A Blog by Jonathan Low

 

May 25, 2012

Let's Destroy the Company to Save It? HP Layoffs and the Cumulative Impact of Bad Managment, Worse Governance

Restructuring?

When was the last time HP was NOT restructuring?

Carly Fiorina had her try (wherein the company learned that increasing the number of PR people would probably not address technological problems). Then Mark Hurd had his (wherein the company learned that destroying a fabled R&D effort in order to produce short term EBITDA was probably not a sound long term growth strategy). Then Leo Apetheker did whatever he was paid millions to do or not do. No one seems sure what that was or was not. Now Meg Whitman has announced a massive layoff - @27,000 employees. As if the world will believe for one nano-second that eliminating the engineers, managers and marketers who actually know something and produce stuff will solve all the strategic and technological managerial and governance mistakes of the past 15 years.

Meanwhile a board packed with Silicon Valley egos cavalierly presides over this epic value destruction with no consequences either to their sense of entitlement or to the size of their compensation packages. They just keep hiring new leaders, then approve massive payouts when their latest choice goes down in flames.

We can be sure of a couple of things: management and the board have absolutely no idea whether 27,000 is the right number or not. They are managing to a projected EBITDA line and hoped-for P/E ratio. They also have no idea what the right strategy is now. They missed mobile. Pretty much totally. They are still not a force in business services. They are trying to sell to corporations whose core competency appears to be laying off their own staff. But at least HP understands that approach. Maybe synergies will emerge.

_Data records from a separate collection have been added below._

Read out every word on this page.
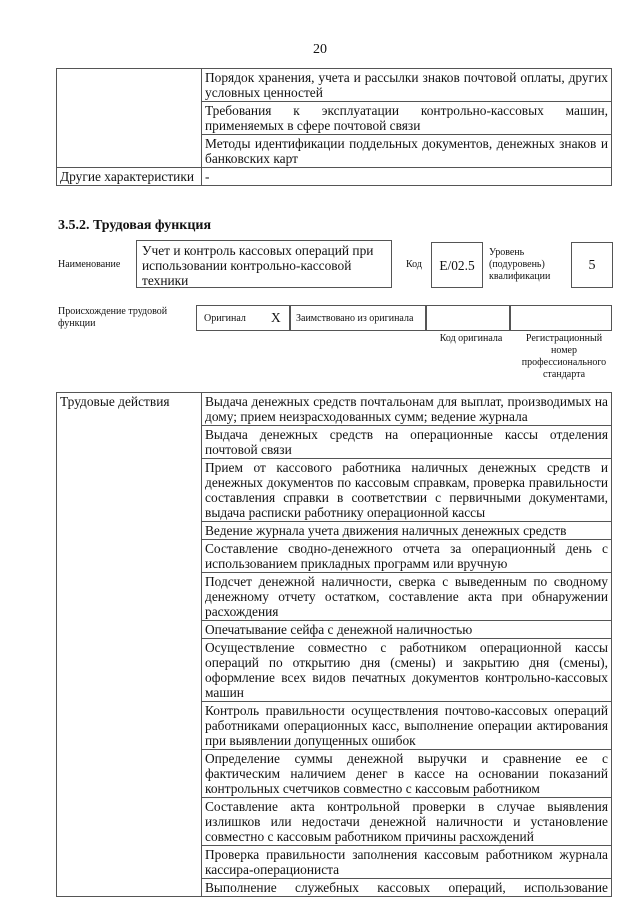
20
	Порядок хранения, учета и рассылки знаков почтовой оплаты, других условных ценностей
	Требования к эксплуатации контрольно-кассовых машин, применяемых в сфере почтовой связи
	Методы идентификации поддельных документов, денежных знаков и банковских карт
Другие характеристики	-
3.5.2. Трудовая функция
Наименование
Учет и контроль кассовых операций при использовании контрольно-кассовой техники
Код	E/02.5
Уровень (подуровень) квалификации
5
Происхождение трудовой функции	Оригинал X Заимствовано из оригинала
Код оригинала	Регистрационный номер профессионального стандарта
Трудовые действия	Выдача денежных средств почтальонам для выплат, производимых на дому; прием неизрасходованных сумм; ведение журнала
Выдача денежных средств на операционные кассы отделения почтовой связи
Прием от кассового работника наличных денежных средств и денежных документов по кассовым справкам, проверка правильности составления справки в соответствии с первичными документами, выдача расписки работнику операционной кассы
Ведение журнала учета движения наличных денежных средств
Составление сводно-денежного отчета за операционный день с использованием прикладных программ или вручную
Подсчет денежной наличности, сверка с выведенным по сводному денежному отчету остатком, составление акта при обнаружении расхождения
Опечатывание сейфа с денежной наличностью
Осуществление совместно с работником операционной кассы операций по открытию дня (смены) и закрытию дня (смены), оформление всех видов печатных документов контрольно-кассовых машин
Контроль правильности осуществления почтово-кассовых операций работниками операционных касс, выполнение операции актирования при выявлении допущенных ошибок
Определение суммы денежной выручки и сравнение ее с фактическим наличием денег в кассе на основании показаний контрольных счетчиков совместно с кассовым работником
Составление акта контрольной проверки в случае выявления излишков или недостачи денежной наличности и установление совместно с кассовым работником причины расхождений
Проверка правильности заполнения кассовым работником журнала кассира-операциониста
Выполнение служебных кассовых операций, использование
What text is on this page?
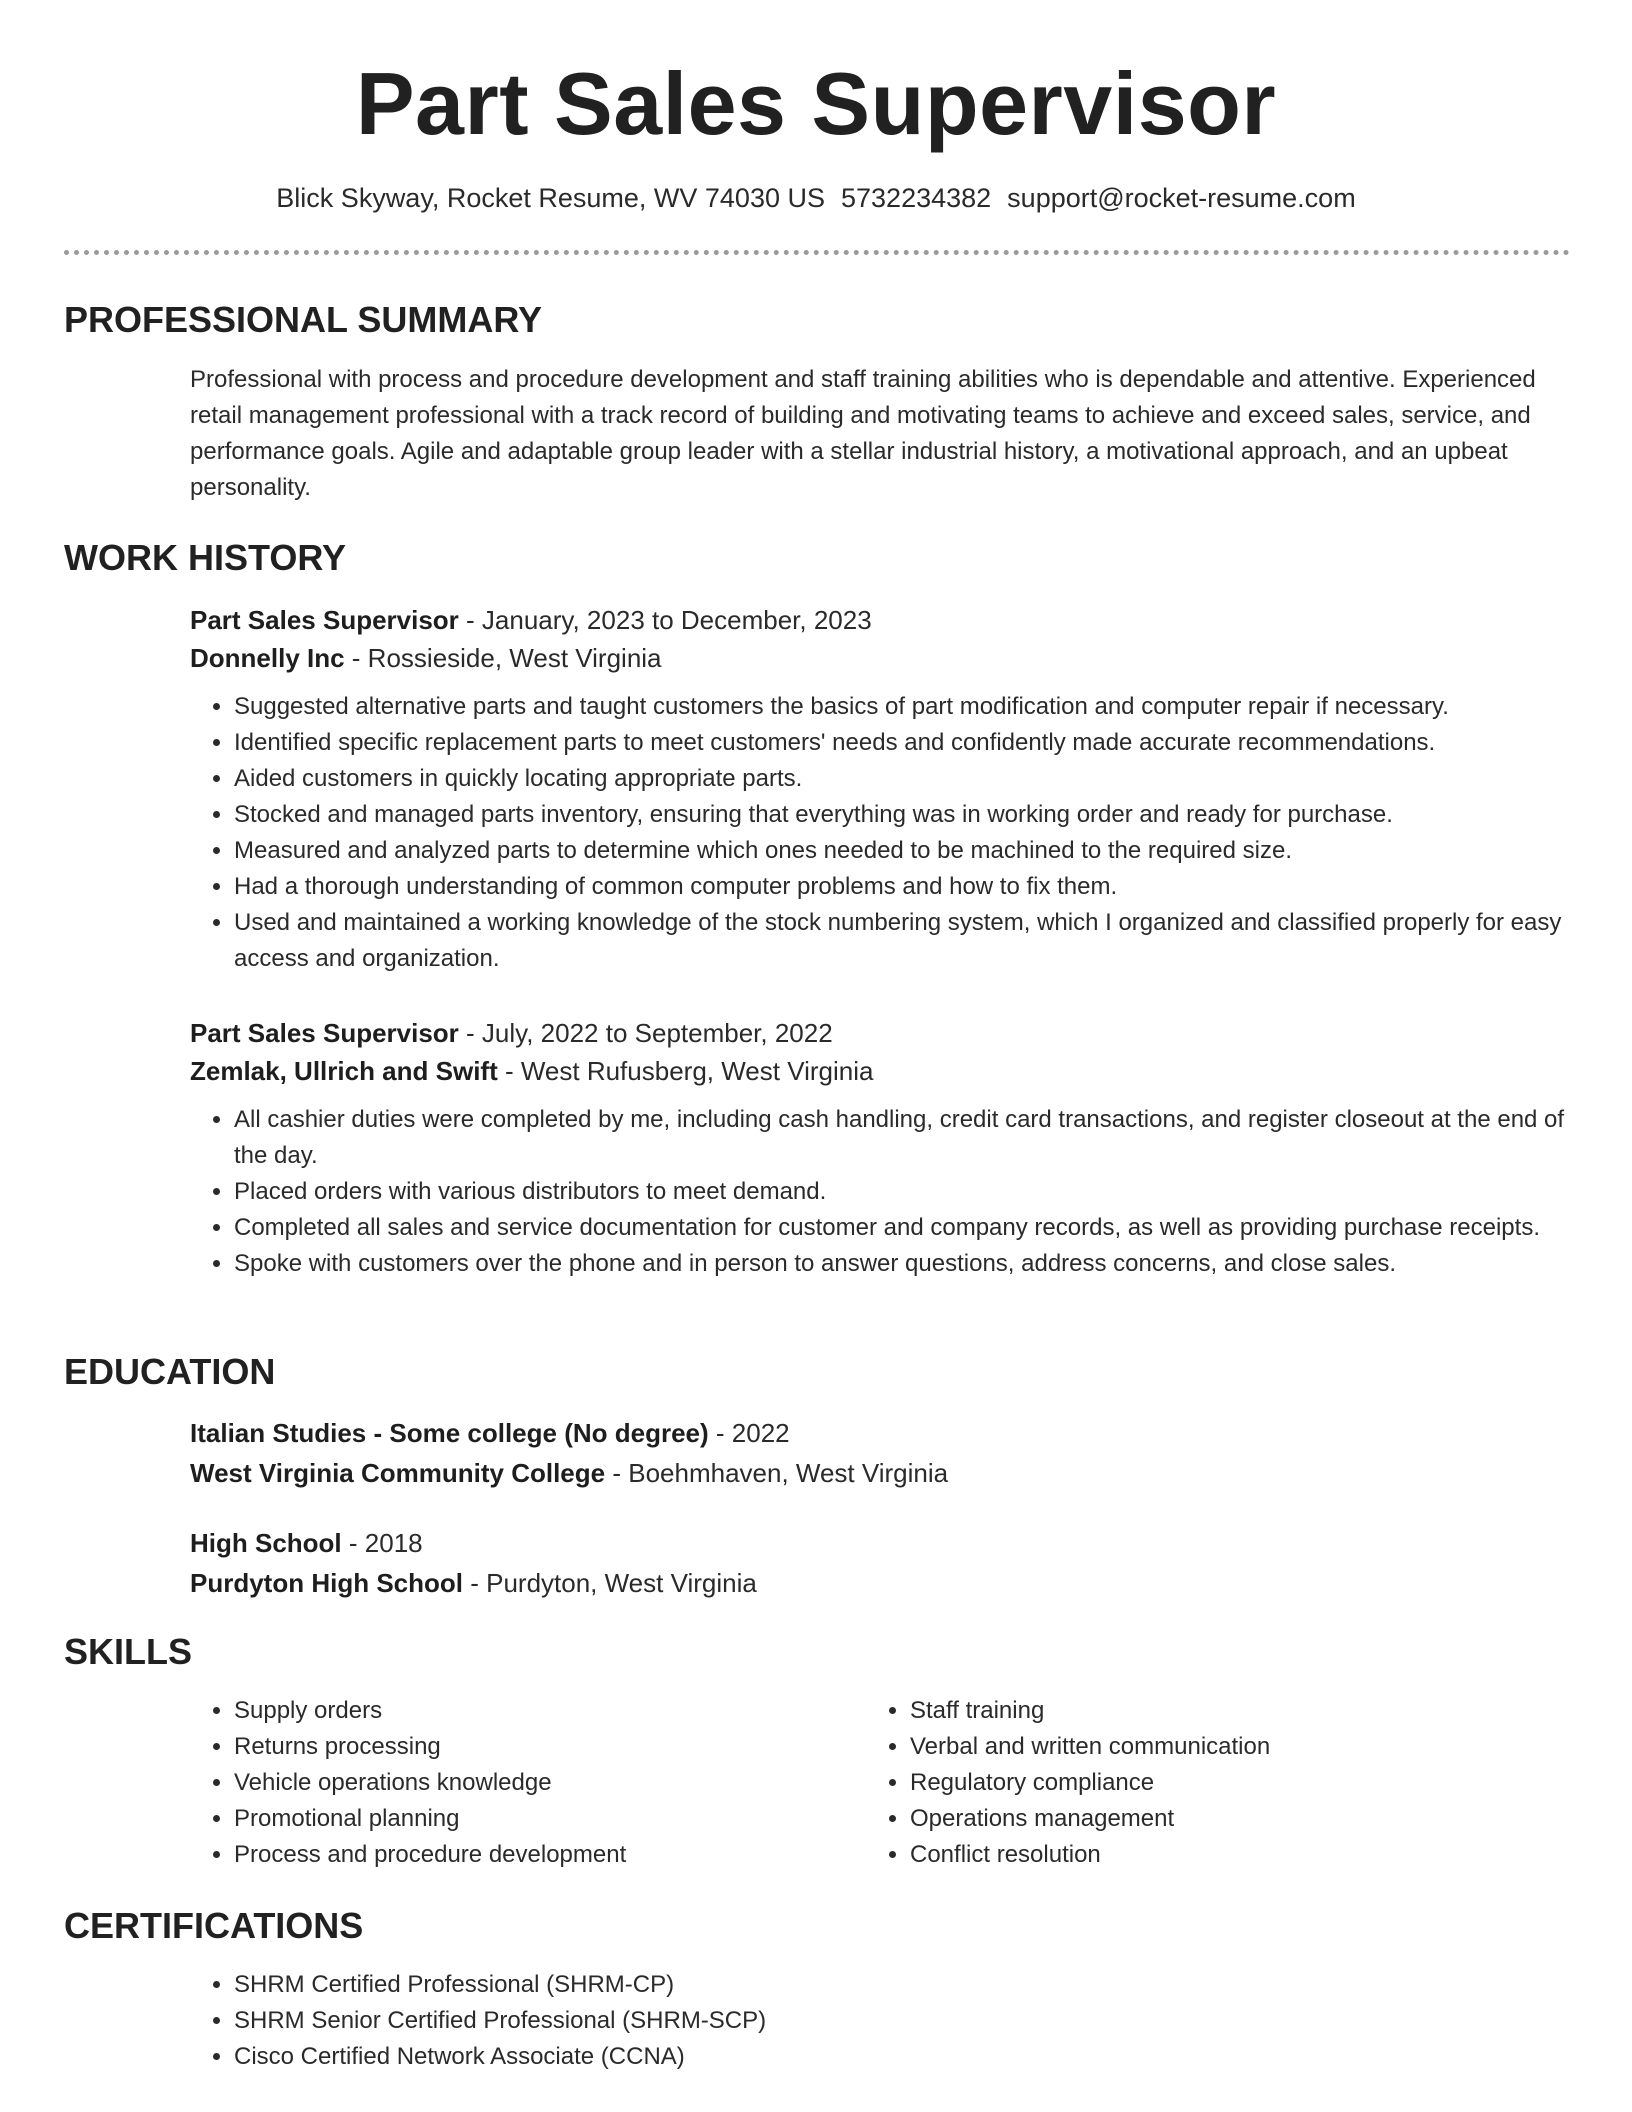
Part Sales Supervisor
Blick Skyway, Rocket Resume, WV 74030 US 5732234382 support@rocket-resume.com
PROFESSIONAL SUMMARY

Professional with process and procedure development and staff training abilities who is dependable and attentive. Experienced retail management professional with a track record of building and motivating teams to achieve and exceed sales, service, and performance goals. Agile and adaptable group leader with a stellar industrial history, a motivational approach, and an upbeat personality.

WORK HISTORY
Part Sales Supervisor - January, 2023 to December, 2023
Donnelly Inc - Rossieside, West Virginia
• Suggested alternative parts and taught customers the basics of part modification and computer repair if necessary.
• Identified specific replacement parts to meet customers' needs and confidently made accurate recommendations.
• Aided customers in quickly locating appropriate parts.
• Stocked and managed parts inventory, ensuring that everything was in working order and ready for purchase.
• Measured and analyzed parts to determine which ones needed to be machined to the required size.
• Had a thorough understanding of common computer problems and how to fix them.
• Used and maintained a working knowledge of the stock numbering system, which I organized and classified properly for easy access and organization.
Part Sales Supervisor - July, 2022 to September, 2022
Zemlak, Ullrich and Swift - West Rufusberg, West Virginia
• All cashier duties were completed by me, including cash handling, credit card transactions, and register closeout at the end of the day.
• Placed orders with various distributors to meet demand.
• Completed all sales and service documentation for customer and company records, as well as providing purchase receipts.
• Spoke with customers over the phone and in person to answer questions, address concerns, and close sales.
EDUCATION
Italian Studies - Some college (No degree) - 2022
West Virginia Community College - Boehmhaven, West Virginia
High School - 2018
Purdyton High School - Purdyton, West Virginia
SKILLS
• Supply orders
• Returns processing
• Vehicle operations knowledge
• Promotional planning
• Process and procedure development
• Staff training
• Verbal and written communication
• Regulatory compliance
• Operations management
• Conflict resolution
CERTIFICATIONS
• SHRM Certified Professional (SHRM-CP)
• SHRM Senior Certified Professional (SHRM-SCP)
• Cisco Certified Network Associate (CCNA)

In the meantime, companies like Google, Facebook and Zynga as well as newer startups could benefit. Lots of experienced tech business people are coming on the market. It could be a competitive force multiplier for young enterprises. And their triumph would be sad but fair justice to those putative managers who failed them at HP. JL

Julie Bort reports at Business Insider:
Now that HP has come clean with some details, we'll be the first to tell you why it's not going to fix HP.

HP says that by getting rid of 27,000 jobs (9,000 of them by October), it will save about $3 billion a year. This will supposedly fund "innovation." But HP could do a lot of damage with this layoff, too, by getting rid of some of its best employees.

We're hearing ...

1. HP is laying off the wrong people, employees who still work at the company tell us. Management is targeting people purely based on salary, not skills or performance or the profits employees generate for the company.

Plus, HP is full of cronyism, particularly in the troubled HP Enterprise Services unit, we're told. This is the unit targeted to take a big hit in layoffs, as we've previously reported. Many HP managers get promoted because of who they know, not what they know, employees tell us. "HP needs to hire management consultants and do a complete audit of ability of managers—do a complete management restructuring," an employee told us.
2. HP has been restructuring itself almost continuously for YEARS.

"We note that past restructurings (~50K headcount reduction over 5 years under Hurd) have done little to improve HP’s competitive position or reduce its reliance on declining or troubled businesses (printing, PC, Itanium, etc), nor improve its market-share trajectory in storage or servers," Deutsche Bank analyst Chris Whitmore said in a research note, reports ZD Net. "Barring a significant change in strategic direction, we anticipate protracted declines in HP’s three major businesses (services, printers, PCs)."
3. Employees at HP are not upset. Most have known that layoffs were coming since March. Those who have the political connections feel safe, we're told. Those who don't have been worried about their jobs for months, or longer.